Digging into Patternmaking Again

About eight years ago, I dug out my dusty broken-bobbin-hole Brother machine after many years of not sewing. I sewed for much of my teens and made almost all of my clothes in college, but after that I went in tiny spurts–partly because I was able to afford nicer fashion than what I had been sewing. I’ve always loved fashion and spoiling myself with clothes when I can.

Still, I could never get rid of that sewer’s itch every time I looked at a gorgeous piece of fashion: “how did they *do* that?” And all my sub-dreams of learning fashion design would rush to the surface.


[From a current exhibit here in Austin, I loved this enormous print by contemporary Argentine artist Nicola Costantino. Credit and the fascinating history behind this photograph, a self-portrait.]

So when my husband asked me to make him a vest–and he went into elaborate detail about what this vest would be, what shape of pockets, lining, fit, type of buttons–I took it as a challenge to make a pattern from scratch. The one vest pattern I could find at Jo-Ann’s was a horrible boxy McCall’s thing straight out of the 80s so that wouldn’t do. This was before Pattern Review, sewing blogs and the onslaught of vintage sewing mania so I didn’t have much to work with.

I googled “patternmaking” and the only things that came up were an expensive (to me) patternmaking textbook and Lutterloh.

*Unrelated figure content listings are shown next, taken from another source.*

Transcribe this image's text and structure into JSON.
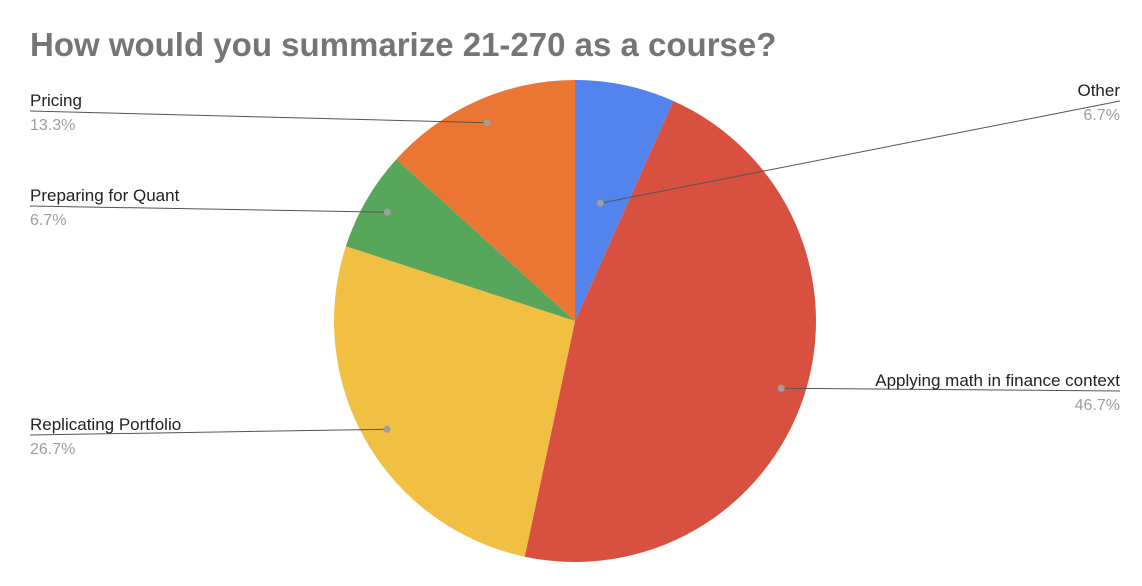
{
  "chart_data": {
    "type": "pie",
    "title": "How would you summarize 21-270 as a course?",
    "legend": "none",
    "slices": [
      {
        "label": "Other",
        "value": 6.7,
        "value_label": "6.7%",
        "color": "#5383ec"
      },
      {
        "label": "Applying math in finance context",
        "value": 46.7,
        "value_label": "46.7%",
        "color": "#d85140"
      },
      {
        "label": "Replicating Portfolio",
        "value": 26.7,
        "value_label": "26.7%",
        "color": "#f1bf42"
      },
      {
        "label": "Preparing for Quant",
        "value": 6.7,
        "value_label": "6.7%",
        "color": "#58a55c"
      },
      {
        "label": "Pricing",
        "value": 13.3,
        "value_label": "13.3%",
        "color": "#eb7532"
      }
    ]
  }
}
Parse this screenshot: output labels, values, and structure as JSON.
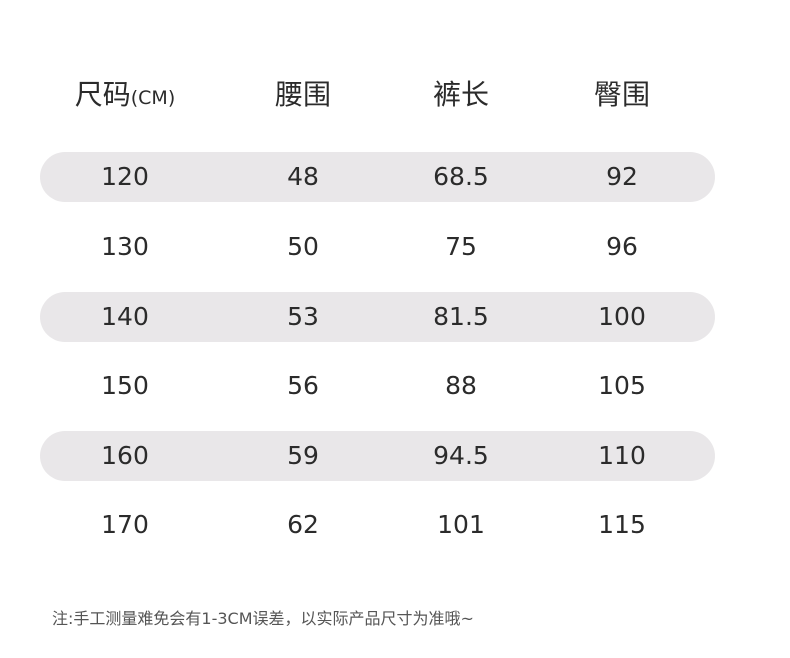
{
  "table": {
    "headers": [
      "尺码",
      "腰围",
      "裤长",
      "臀围"
    ],
    "size_unit": "(CM)",
    "rows": [
      [
        "120",
        "48",
        "68.5",
        "92"
      ],
      [
        "130",
        "50",
        "75",
        "96"
      ],
      [
        "140",
        "53",
        "81.5",
        "100"
      ],
      [
        "150",
        "56",
        "88",
        "105"
      ],
      [
        "160",
        "59",
        "94.5",
        "110"
      ],
      [
        "170",
        "62",
        "101",
        "115"
      ]
    ]
  },
  "note": "注:手工测量难免会有1-3CM误差，以实际产品尺寸为准哦~",
  "colors": {
    "band": "#e9e7e9",
    "text": "#2b2b2b",
    "note": "#555555"
  }
}
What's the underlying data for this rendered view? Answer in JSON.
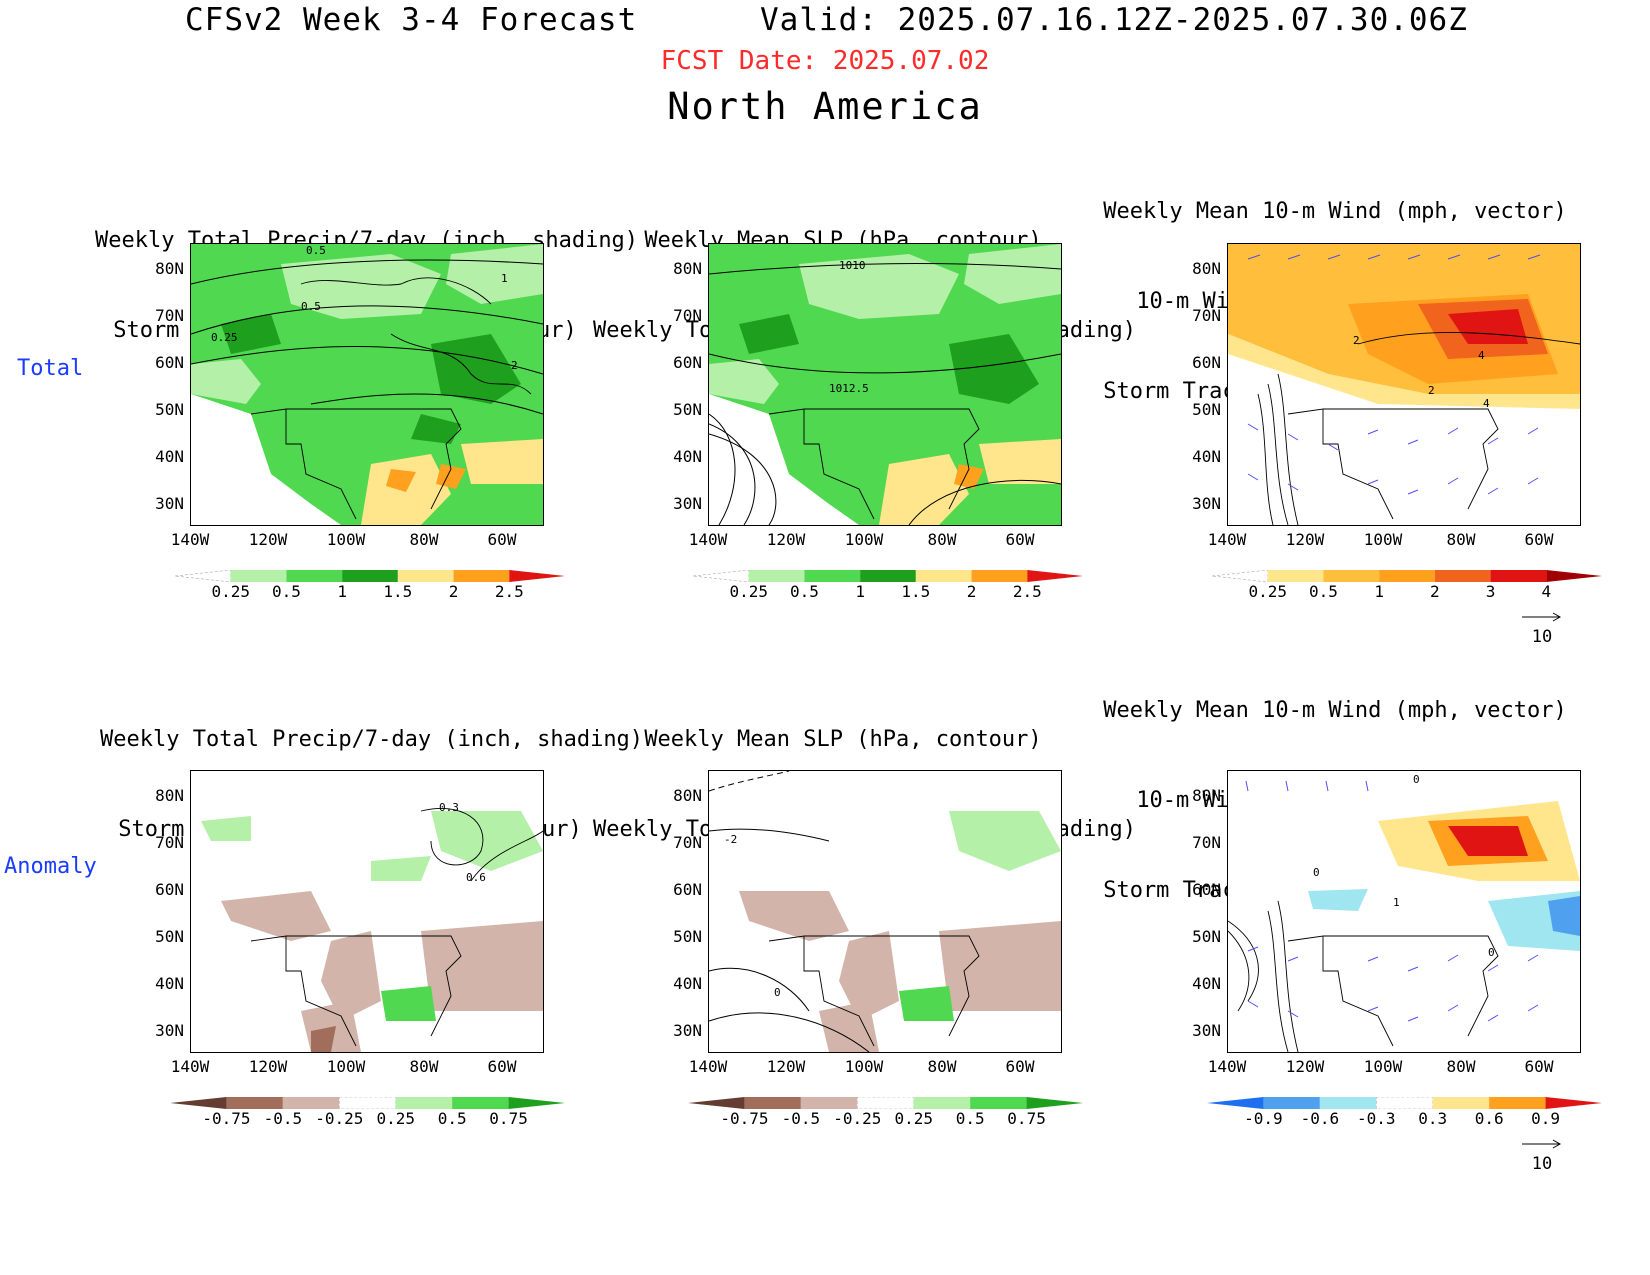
{
  "header": {
    "title": "CFSv2 Week 3-4 Forecast",
    "valid": "Valid: 2025.07.16.12Z-2025.07.30.06Z",
    "fcst_date": "FCST Date: 2025.07.02",
    "region": "North America"
  },
  "rows": {
    "total": "Total",
    "anomaly": "Anomaly"
  },
  "panel_titles": {
    "precip_storm": [
      "Weekly Total Precip/7-day (inch, shading)",
      "Storm Track Density/7-day (contour)"
    ],
    "slp_precip": [
      "Weekly Mean SLP (hPa, contour)",
      "Weekly Total Precip/7-day (inch, shading)"
    ],
    "wind_storm": [
      "Weekly Mean 10-m Wind (mph, vector)",
      "10-m Wind Speed (mph, contour)",
      "Storm Track Density/7-day (shading)"
    ]
  },
  "axes": {
    "lat_labels": [
      "80N",
      "70N",
      "60N",
      "50N",
      "40N",
      "30N"
    ],
    "lon_labels": [
      "140W",
      "120W",
      "100W",
      "80W",
      "60W"
    ]
  },
  "colorbars": {
    "precip_total": {
      "labels": [
        "0.25",
        "0.5",
        "1",
        "1.5",
        "2",
        "2.5"
      ],
      "colors": [
        "#ffffff",
        "#b4f0a8",
        "#50d850",
        "#1ea01e",
        "#ffe68c",
        "#ffa01e",
        "#e11414"
      ]
    },
    "storm_total": {
      "labels": [
        "0.25",
        "0.5",
        "1",
        "2",
        "3",
        "4"
      ],
      "colors": [
        "#ffffff",
        "#ffe68c",
        "#ffbe3c",
        "#ffa01e",
        "#f0641e",
        "#e11414",
        "#a00000"
      ]
    },
    "precip_anom": {
      "labels": [
        "-0.75",
        "-0.5",
        "-0.25",
        "0.25",
        "0.5",
        "0.75"
      ],
      "colors": [
        "#643c32",
        "#a06e5a",
        "#d2b4aa",
        "#ffffff",
        "#b4f0a8",
        "#50d850",
        "#1ea01e"
      ]
    },
    "storm_anom": {
      "labels": [
        "-0.9",
        "-0.6",
        "-0.3",
        "0.3",
        "0.6",
        "0.9"
      ],
      "colors": [
        "#1e6ef0",
        "#50a0f0",
        "#a0e6f0",
        "#ffffff",
        "#ffe68c",
        "#ffa01e",
        "#e11414"
      ]
    }
  },
  "contour_labels": {
    "p1": [
      "0.5",
      "1",
      "0.5",
      "0.25",
      "2"
    ],
    "p2": [
      "1010",
      "1012.5"
    ],
    "p3": [
      "2",
      "4",
      "2",
      "4"
    ],
    "p4": [
      "0.3",
      "0.6"
    ],
    "p5": [
      "-2",
      "0"
    ],
    "p6": [
      "0",
      "0",
      "1",
      "0"
    ]
  },
  "vector_reference": "10"
}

I decided to enroll in some college courses in fashion design but got sidetracked once I took the illustration courses, which I loved.

Long story short, it took me a few more years before I’d find a vintage pattern and make something of D’s dream vest.


I have a few patternmaking books now, which help me with details I want to add on to an existing pattern, but I’m itching to learn more. I like theoretical knowledge and am rarely satisfied with just learning techniques. And some patternmaking books just give you a long list of things to do–rather than teach you why you’re doing them. Over a year ago, I made some slopers from Elizabeth Allemong’s European Cut and she does have some little gems of “why you are doing this” teaching. Although the slopers are very basic and have no ease–at all–I had a few lightbulbs go on while working on them. Perhaps I’ll do a review of this book in another post.

After someone recommended it, I decided to order Winifred Aldrich’s Pattern Cutting for Women’s Tailored Jackets over the weekend. This might be a bit backwards as I don’t have her introductory book, but I’m really keen on making my own jacket block, perhaps this winter, or modifying my silk jacket draft to do other things. Does anyone have this book and what can you say about its drafts?